Guy Cavallo, the deputy CIO at SBA, said the agency plans to continue to evolve its cybersecurity tools and strategy through the use of a zero trust framework.

Guy Cavallo is the deputy CIO at the Small Business Administration.

“Our next step is to take all of this to every one of the 115 different SBA locations to zero trust networking and break apart from everything being connected and once you are on the SBA network, you are trusted, to not trust anything,” Cavallo said on Ask the CIO. “Because of the cloud tools we are using, those cloud tools will allow us, in effect, [to] be the Trusted Internet Connections (TIC) for each one of those 100-plus locations and see the same dashboards that we are seeing now through the traditional MTIPS approach. That for us will be a revolutionary change.”

Cavallo said he credits SBA’s innovation with the continuous diagnostics and mitigation (CDM) program and with the TIC program, both of which are led by the Department of Homeland Security, as the reason why the agency is ready to move toward a zero trust framework.

Over the last two years, SBA led the effort to use cloud tools to meet the spirit and intent of CDM and TIC under DHS’s supervision. Under both governmentwide cyber initiatives, SBA connected to cloud security tools to look at on premise and cloud network services. Instead of trying to match TIC requirements control-by-control or CDM requirements tool-by-tool, SBA focused on the outcomes, which was understanding and acting on threats and network vulnerabilities in real time.

Now that it has proved both the value and speed of its approach, Cavallo said SBA is ready for the next step in its cyber journey, zero trust.

Cavallo said SBA picked five-to-six different offices of assorted sizes and regions to test out the zero trust model.

“This also will allow us to do is replace MTIPS circuits at each location with whatever the best for that area, whether it’s cable modem or other connection, so that we will have more than one vendor across the entire country. It will greatly reduce our telecommunications bill as a side effect of that,” he said. “It will take use two years total, assuming the tests go well, before we would finish implementing it because there are so many office locations. We know see the end of the tunnel of what the visibility is so now it’s changing the underlying architecture to go to a zero trust architecture with the underlying capabilities.

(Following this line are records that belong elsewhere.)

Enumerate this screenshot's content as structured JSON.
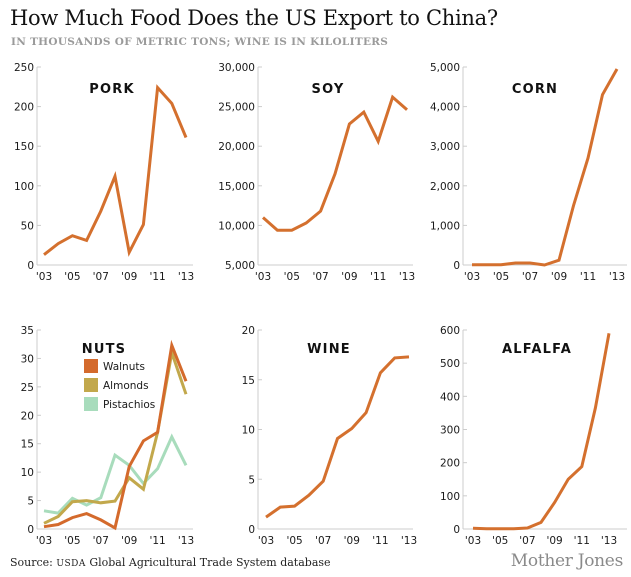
{
  "header": {
    "title": "How Much Food Does the US Export to China?",
    "subtitle": "IN THOUSANDS OF METRIC TONS; WINE IS IN KILOLITERS"
  },
  "footer": {
    "source_prefix": "Source: ",
    "source_agency": "USDA",
    "source_rest": " Global Agricultural Trade System database",
    "brand": "Mother Jones"
  },
  "colors": {
    "line": "#d4702e",
    "walnuts": "#d46a2c",
    "almonds": "#c2a84c",
    "pistachios": "#a8dcbc",
    "axis": "#cccccc"
  },
  "chart_data": [
    {
      "type": "line",
      "title": "PORK",
      "x": [
        2003,
        2004,
        2005,
        2006,
        2007,
        2008,
        2009,
        2010,
        2011,
        2012,
        2013
      ],
      "xtick_labels": [
        "'03",
        "'05",
        "'07",
        "'09",
        "'11",
        "'13"
      ],
      "xticks": [
        2003,
        2005,
        2007,
        2009,
        2011,
        2013
      ],
      "ylim": [
        0,
        250
      ],
      "yticks": [
        0,
        50,
        100,
        150,
        200,
        250
      ],
      "ytick_labels": [
        "0",
        "50",
        "100",
        "150",
        "200",
        "250"
      ],
      "series": [
        {
          "name": "Pork",
          "color_key": "line",
          "values": [
            13,
            27,
            37,
            31,
            68,
            112,
            16,
            51,
            224,
            204,
            161
          ]
        }
      ],
      "grid": false
    },
    {
      "type": "line",
      "title": "SOY",
      "x": [
        2003,
        2004,
        2005,
        2006,
        2007,
        2008,
        2009,
        2010,
        2011,
        2012,
        2013
      ],
      "xtick_labels": [
        "'03",
        "'05",
        "'07",
        "'09",
        "'11",
        "'13"
      ],
      "xticks": [
        2003,
        2005,
        2007,
        2009,
        2011,
        2013
      ],
      "ylim": [
        5000,
        30000
      ],
      "yticks": [
        5000,
        10000,
        15000,
        20000,
        25000,
        30000
      ],
      "ytick_labels": [
        "5,000",
        "10,000",
        "15,000",
        "20,000",
        "25,000",
        "30,000"
      ],
      "series": [
        {
          "name": "Soy",
          "color_key": "line",
          "values": [
            11000,
            9400,
            9400,
            10300,
            11800,
            16500,
            22800,
            24300,
            20600,
            26200,
            24600
          ]
        }
      ],
      "grid": false
    },
    {
      "type": "line",
      "title": "CORN",
      "x": [
        2003,
        2004,
        2005,
        2006,
        2007,
        2008,
        2009,
        2010,
        2011,
        2012,
        2013
      ],
      "xtick_labels": [
        "'03",
        "'05",
        "'07",
        "'09",
        "'11",
        "'13"
      ],
      "xticks": [
        2003,
        2005,
        2007,
        2009,
        2011,
        2013
      ],
      "ylim": [
        0,
        5000
      ],
      "yticks": [
        0,
        1000,
        2000,
        3000,
        4000,
        5000
      ],
      "ytick_labels": [
        "0",
        "1,000",
        "2,000",
        "3,000",
        "4,000",
        "5,000"
      ],
      "series": [
        {
          "name": "Corn",
          "color_key": "line",
          "values": [
            5,
            5,
            5,
            50,
            50,
            0,
            120,
            1500,
            2700,
            4300,
            4950
          ]
        }
      ],
      "grid": false
    },
    {
      "type": "line",
      "title": "NUTS",
      "x": [
        2003,
        2004,
        2005,
        2006,
        2007,
        2008,
        2009,
        2010,
        2011,
        2012,
        2013
      ],
      "xtick_labels": [
        "'03",
        "'05",
        "'07",
        "'09",
        "'11",
        "'13"
      ],
      "xticks": [
        2003,
        2005,
        2007,
        2009,
        2011,
        2013
      ],
      "ylim": [
        0,
        35
      ],
      "yticks": [
        0,
        5,
        10,
        15,
        20,
        25,
        30,
        35
      ],
      "ytick_labels": [
        "0",
        "5",
        "10",
        "15",
        "20",
        "25",
        "30",
        "35"
      ],
      "legend": "top-center",
      "series": [
        {
          "name": "Pistachios",
          "color_key": "pistachios",
          "values": [
            3.2,
            2.8,
            5.4,
            4.2,
            5.5,
            13,
            11.2,
            8,
            10.6,
            16.2,
            11.2
          ]
        },
        {
          "name": "Almonds",
          "color_key": "almonds",
          "values": [
            1.0,
            2.2,
            4.8,
            5.0,
            4.6,
            4.9,
            9,
            7,
            17,
            31,
            23.7
          ]
        },
        {
          "name": "Walnuts",
          "color_key": "walnuts",
          "values": [
            0.4,
            0.8,
            2.0,
            2.7,
            1.6,
            0.2,
            11,
            15.5,
            17,
            32.3,
            26
          ]
        }
      ],
      "legend_order": [
        "Walnuts",
        "Almonds",
        "Pistachios"
      ],
      "grid": false
    },
    {
      "type": "line",
      "title": "WINE",
      "x": [
        2003,
        2004,
        2005,
        2006,
        2007,
        2008,
        2009,
        2010,
        2011,
        2012,
        2013
      ],
      "xtick_labels": [
        "'03",
        "'05",
        "'07",
        "'09",
        "'11",
        "'13"
      ],
      "xticks": [
        2003,
        2005,
        2007,
        2009,
        2011,
        2013
      ],
      "ylim": [
        0,
        20
      ],
      "yticks": [
        0,
        5,
        10,
        15,
        20
      ],
      "ytick_labels": [
        "0",
        "5",
        "10",
        "15",
        "20"
      ],
      "series": [
        {
          "name": "Wine",
          "color_key": "line",
          "values": [
            1.2,
            2.2,
            2.3,
            3.4,
            4.8,
            9.1,
            10.1,
            11.7,
            15.7,
            17.2,
            17.3
          ]
        }
      ],
      "grid": false
    },
    {
      "type": "line",
      "title": "ALFALFA",
      "x": [
        2003,
        2004,
        2005,
        2006,
        2007,
        2008,
        2009,
        2010,
        2011,
        2012,
        2013
      ],
      "xtick_labels": [
        "'03",
        "'05",
        "'07",
        "'09",
        "'11",
        "'13"
      ],
      "xticks": [
        2003,
        2005,
        2007,
        2009,
        2011,
        2013
      ],
      "ylim": [
        0,
        600
      ],
      "yticks": [
        0,
        100,
        200,
        300,
        400,
        500,
        600
      ],
      "ytick_labels": [
        "0",
        "100",
        "200",
        "300",
        "400",
        "500",
        "600"
      ],
      "series": [
        {
          "name": "Alfalfa",
          "color_key": "line",
          "values": [
            2,
            1,
            1,
            1,
            3,
            20,
            80,
            150,
            188,
            365,
            590
          ]
        }
      ],
      "grid": false
    }
  ]
}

Moving off a 1990s network

The network architecture modernization means SBA can upgrade from a 1990s model, which Cavallo called the “hub and spoke” model. He said under this current architecture, the wide-area network is less secure and stable because if one hub goes offline, then the five or six spokes that are connected to it also goes offline.

Under this new approach, Cavallo said every SBA office will be its own hub so an internet outage will not have the same broad impact as it does today. The other goal, Cavallo said, is to move closer to creating roles and responsibilities for employees and contractors who use SBA’s network.

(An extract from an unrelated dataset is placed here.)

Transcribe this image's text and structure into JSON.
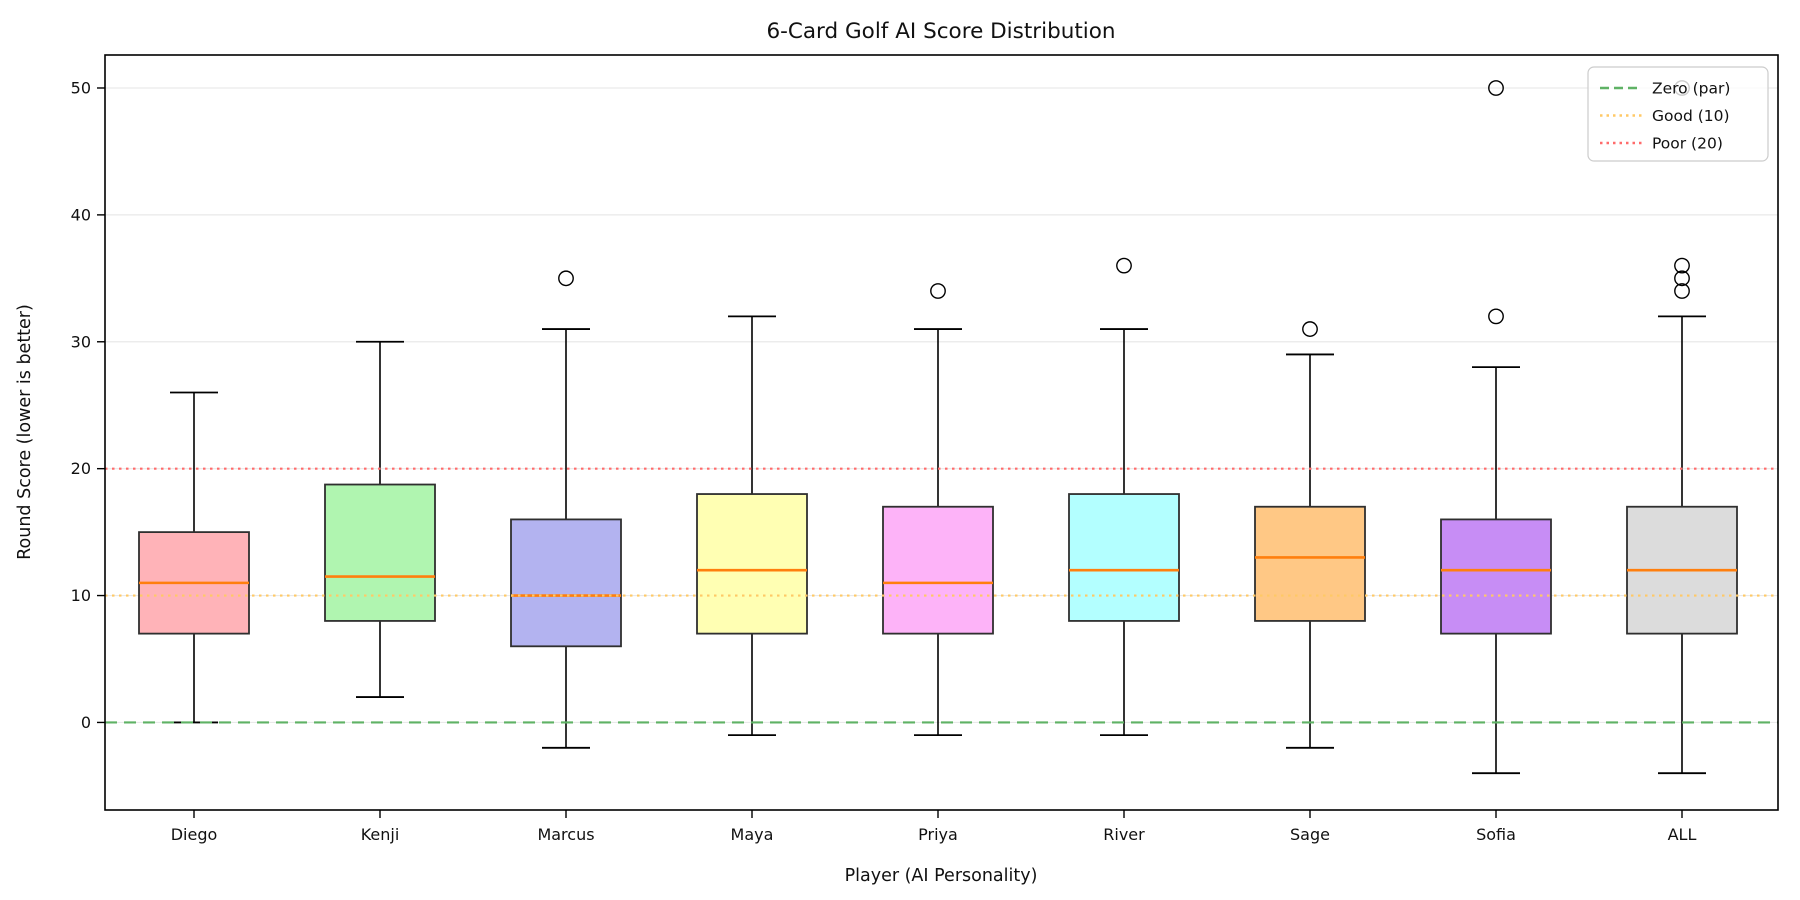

Through the zero trust concept, organizations have a better understanding of who is on the network and what they can get to in terms of data and systems. The CIO and chief information security officers councils as well as DHS through its TIC 3.0 uses cases are pushing the concept of zero trust governmentwide.

Meanwhile, SBA joined several agencies, including the Air Force, the Defense Information Systems Agency and others in piloting the concepts around zero trust.

The National Institute of Standards and Technology also is revising its zero trust guidance Special Publication 800-207. NIST computer scientist Scott Rose said the publication is meant to help generate a “conceptual framework” for agencies and cybersecurity experts to apply zero trust principles within their enterprise — both in their network infrastructure and how they actually do operations.

As for SBA, it continues to share its CDM and TIC pilots with other agencies through in-person presentations and soon through a publicly available report.